This post is going to start by offering some details about an annoying work situation, but it actually taps into something I'm dealing with in therapy...
I work with a supervisor and fellow employee who have turned out to be big time nitpickers. All emails sent out to others must first go past them, and each one is always returned with a number of edits. Any meeting agenda I come up with has to be run past them, and most recently, two of them went back and forth so many time with edits that it made my head spin. You'd think it was the second Declaration of Independence. This is a freakin' meeting agenda people-- perhaps the least memorable thing about a meeting.
I try to learn from their edits, but it became clear after a number of these that in the end it's really about what they want rather than what's 'right'. Based on my experience with my last boss in Atlanta (
the ultimate micromanager), I can understand your potential hesitation to believe me, but I have 3 other supervisors who love my work--this is the only one who is anal.
The problem is, after a while, this level of micromanagement eats at your self-esteem and confidence, and this sends my anxiety off the roof. I try to reassure myself that I'm doing my best, but this does little to calm me down, their criticizing and correcting me all the time makes me feel rejected and the anxiety is so bad that it makes it hard for me to think straight. In a case of heightened irony, the anxiety makes it hard for me write a professional email, it's as if I can no longer find the words, I grapple for the right thing to write, it's as if their doubting my skills have made it come true. This struggle to write an email only reinforces that fact that I'm not feeling to great about my intellect.
As I shared this with Dr. M I did the most perplexing thing-- I started crying. The confusion I felt when I started crying was similar to the confusion I'd feel at crying at no longer seeing my last therapist Josh-- Why does this bother me this much?
I allowed the tears continue though; I feel incredibly safe with Dr. M and a part of me wanted her to see my tears because I sure as heck didn't get them. As she talked me through it, she told me that NO ONE likes to me micromanaged, how in her opinion, as a part-time editor, given all the emails I've written to her, she's hard-pressed to believe that my emails would need a once-over, and to her it seems like the problem isn't with me, but with them. Sher taught me that I needed to look at the situation from my perspective-- could it be that they're the ones who are wrong? Could it be that they're suffering in their heads because they're anxiety, and need to control makes it hard for them to allow anyone to do things on their own? She said from her professional view, based on all the details I gave her, this is the case here.
She added to this however by saying, "Micromanagers are hard for people in general to handle, but for you I imagine it's so much harder....can you talk about this a little?".
I knew what she was getting at-- my mother. It was what my therapist Josh always pointed to, and now Dr. M does as well. Dr. M said, "So much of what scares you about this is what you went through with your mother isn't it?"

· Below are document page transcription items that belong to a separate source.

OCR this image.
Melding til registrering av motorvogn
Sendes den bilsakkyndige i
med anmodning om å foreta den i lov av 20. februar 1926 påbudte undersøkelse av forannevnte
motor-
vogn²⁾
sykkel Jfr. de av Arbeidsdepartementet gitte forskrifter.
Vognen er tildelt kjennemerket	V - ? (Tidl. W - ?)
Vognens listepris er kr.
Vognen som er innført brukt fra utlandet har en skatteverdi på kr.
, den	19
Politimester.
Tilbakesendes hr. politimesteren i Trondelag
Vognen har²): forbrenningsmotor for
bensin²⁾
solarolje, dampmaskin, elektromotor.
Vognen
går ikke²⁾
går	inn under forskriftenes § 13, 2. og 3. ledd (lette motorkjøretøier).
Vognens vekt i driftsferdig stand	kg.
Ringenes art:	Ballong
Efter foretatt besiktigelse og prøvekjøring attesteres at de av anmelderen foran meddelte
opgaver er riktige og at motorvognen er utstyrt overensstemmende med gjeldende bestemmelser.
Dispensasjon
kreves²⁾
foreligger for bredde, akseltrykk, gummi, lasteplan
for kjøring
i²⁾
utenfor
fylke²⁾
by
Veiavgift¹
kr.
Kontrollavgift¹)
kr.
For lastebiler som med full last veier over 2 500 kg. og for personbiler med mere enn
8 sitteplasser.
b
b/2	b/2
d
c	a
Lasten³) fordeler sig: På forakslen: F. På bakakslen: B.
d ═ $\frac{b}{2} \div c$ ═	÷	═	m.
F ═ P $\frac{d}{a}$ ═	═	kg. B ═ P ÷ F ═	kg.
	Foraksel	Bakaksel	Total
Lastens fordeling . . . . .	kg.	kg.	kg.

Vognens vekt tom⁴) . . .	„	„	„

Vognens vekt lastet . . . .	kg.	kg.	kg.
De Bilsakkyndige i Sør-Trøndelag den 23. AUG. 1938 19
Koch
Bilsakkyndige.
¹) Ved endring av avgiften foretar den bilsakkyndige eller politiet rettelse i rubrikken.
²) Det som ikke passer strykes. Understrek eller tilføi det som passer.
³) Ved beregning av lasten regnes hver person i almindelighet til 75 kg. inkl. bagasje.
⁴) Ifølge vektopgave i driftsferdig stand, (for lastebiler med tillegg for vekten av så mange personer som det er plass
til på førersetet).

And to my surprise again, after she said that, I BURST into tears.
When she told me this I'll be honest, it didn't actually resonate with me or my gut. I've actually worked through most of my anger re: my mother with my last therapist, I honestly don't hold a lot of resentment for her anymore, but when I shared this with my therapist, she suggested that I might be trying to 'avoid' the truth. Or as psychologists like to say, "resisting" moving forward towards insight.
I was intrigued.
I went home from session determined to break through this resistance, and for the past 2 days, I've journaled, reflected, and even meditated on what I'm in denial about, and the most i came up with was a headache. A part of me at times felt like I was looking into something that had no basis, and trying to look for pain where there wasn't any was making me all angsty and negative-- I was overanalyzing the negative things I've gone through and making them worse than they really are.
That's when I decided to let go of the "mom connection" and see if the work incident with the annoying micromanager tapped into any other issues, and as soon as I did that -- BINGO-- my gut knew the truth. Getting criticized by my supervisor and coworker tapped straight into the rejection I felt at the hands of my peers, NOT my mother. Without going into too much of a pity-list let's just say that I grew up being ostracized by my peers for one reason or the other and it built in me a real sensitivity to being rejected by people. My family moved to Houston, TV when I was in 2nd grade and the kids made fun of me and shunned me because of my brown skin color. When we moved to Lexington, KY, I made friends with a group of 6 Indian kids from our community, who, for reasons I never understood, shunned and teased for years just 6 months after befriending me. And finally, in junior high I was picked apart for being 'ugly' by male peers at my school.
Being teased and shunned happened to me a lot growing up-- so much so that when someone does something that may suggest they don't like me (like micromanaging me), I bristle, get anxious, and yes even cry.
The good news? My therapist taught me how to look at the situation from my point of view. I'm conditioned to assume I'm the wrong one, but what if I look at the situation and ask, "is this really fair to me? Is the agenda I sent to them really that screwed up? Did their changes alter it THAT much?"
To all those answers, I gave a resounding 'no'...and being able to do that made me feel so GREAT. That anxiety I felt about going to work disappeared that day and I went to work in the best mood!